I'm not even sure SecureBoot can properly let the OS check that the boot-chain wasn't tampered with.
(Meaning CoreBoot + tamper-evident tape/paint is the actual thing they want)
>It's impossible for a copyleft license to be compatible with a different copyleft license (aside from an upgrade mechanism) - otherwise the copyleft would have a hole big enough to drive a truck through.
Ever looked at the Mozilla Public License or the LGPL? Those are copyleft, sadly they allow proprietary software to use the code instead of requiring free software.
> If you are still worried that later versions will be different to freedom somehow there's always
The part I'm worried is contributing to software and using it to the point of heavily depending on it, and then being effectively forbidden to use it because of a relicensing I implicitly accepted.
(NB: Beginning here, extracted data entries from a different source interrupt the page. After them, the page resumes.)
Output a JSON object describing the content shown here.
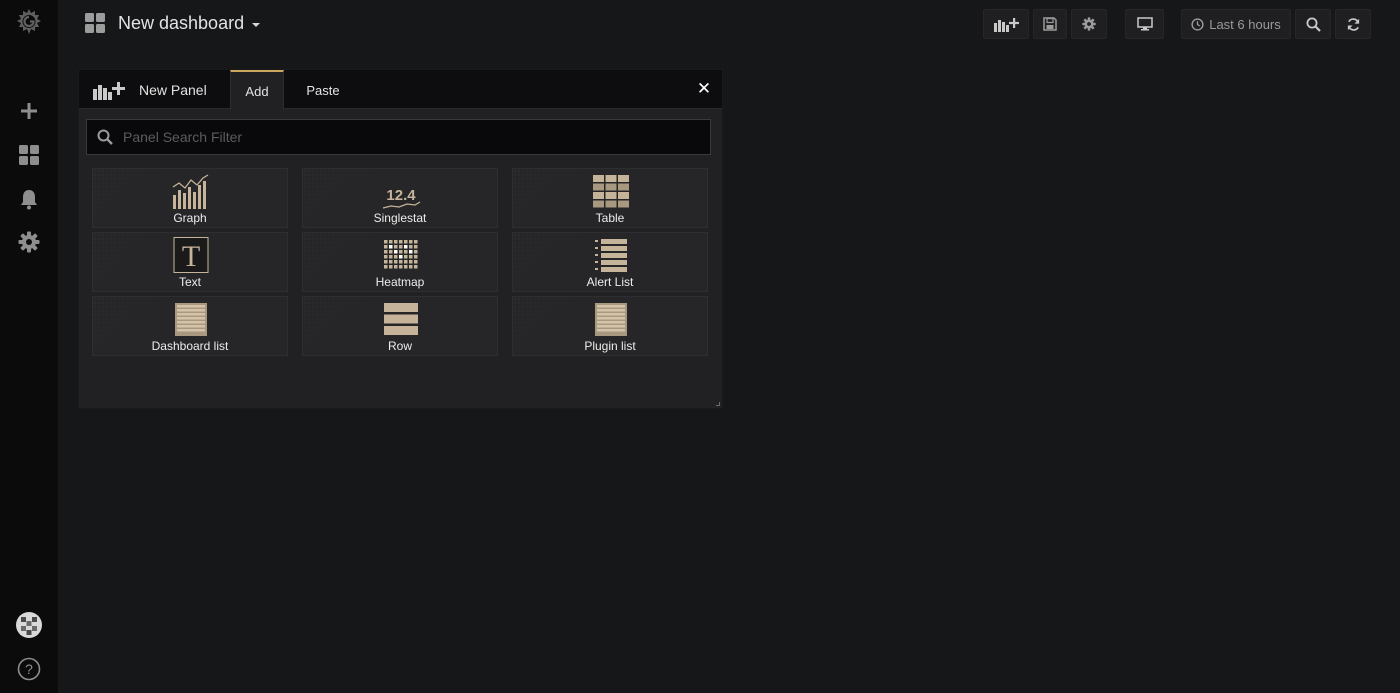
{
  "app": {
    "dashboard_title": "New dashboard"
  },
  "sidebar": {
    "items": [
      {
        "icon": "grafana-logo-icon"
      },
      {
        "icon": "plus-icon"
      },
      {
        "icon": "dashboards-grid-icon"
      },
      {
        "icon": "bell-icon"
      },
      {
        "icon": "gear-icon"
      },
      {
        "icon": "user-avatar"
      },
      {
        "icon": "help-icon"
      }
    ]
  },
  "toolbar": {
    "time_range_label": "Last 6 hours",
    "icons": [
      "add-panel-icon",
      "save-icon",
      "settings-icon",
      "tv-mode-icon",
      "clock-icon",
      "zoom-out-icon",
      "refresh-icon"
    ]
  },
  "panel": {
    "title": "New Panel",
    "tabs": [
      {
        "label": "Add",
        "active": true
      },
      {
        "label": "Paste",
        "active": false
      }
    ],
    "search": {
      "placeholder": "Panel Search Filter",
      "value": ""
    },
    "cards": [
      {
        "label": "Graph",
        "icon": "graph-icon"
      },
      {
        "label": "Singlestat",
        "icon": "singlestat-icon",
        "icon_text": "12.4"
      },
      {
        "label": "Table",
        "icon": "table-icon"
      },
      {
        "label": "Text",
        "icon": "text-icon",
        "icon_text": "T"
      },
      {
        "label": "Heatmap",
        "icon": "heatmap-icon"
      },
      {
        "label": "Alert List",
        "icon": "alert-list-icon"
      },
      {
        "label": "Dashboard list",
        "icon": "dashboard-list-icon"
      },
      {
        "label": "Row",
        "icon": "row-icon"
      },
      {
        "label": "Plugin list",
        "icon": "plugin-list-icon"
      }
    ]
  },
  "colors": {
    "accent": "#c9a75c",
    "icon_tan": "#c6b49a",
    "background": "#161719",
    "sidebar": "#0b0b0c"
  }
}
In a way, OpenSolaris death gave me two licensing pains that likely will never forget:
- Copyright assignment meant Oracle just threw the license out, that's the biggest pain of all
- Linux distros had either no support of garbage support for ZFS, the most resilient filesystem out there among other qualities, mostly because of the CDDL being libre software but GPL incompatible
And sure, relicensing a massive piece of software with asking consent of everyone takes a long time, but I'd rather have that than taking the risk of having a piece of software so complex everyone depends on it, suddenly being unusable because of the decision of one organisation that's borderline a fanclub of RMS (FSF) and one person (relicensing).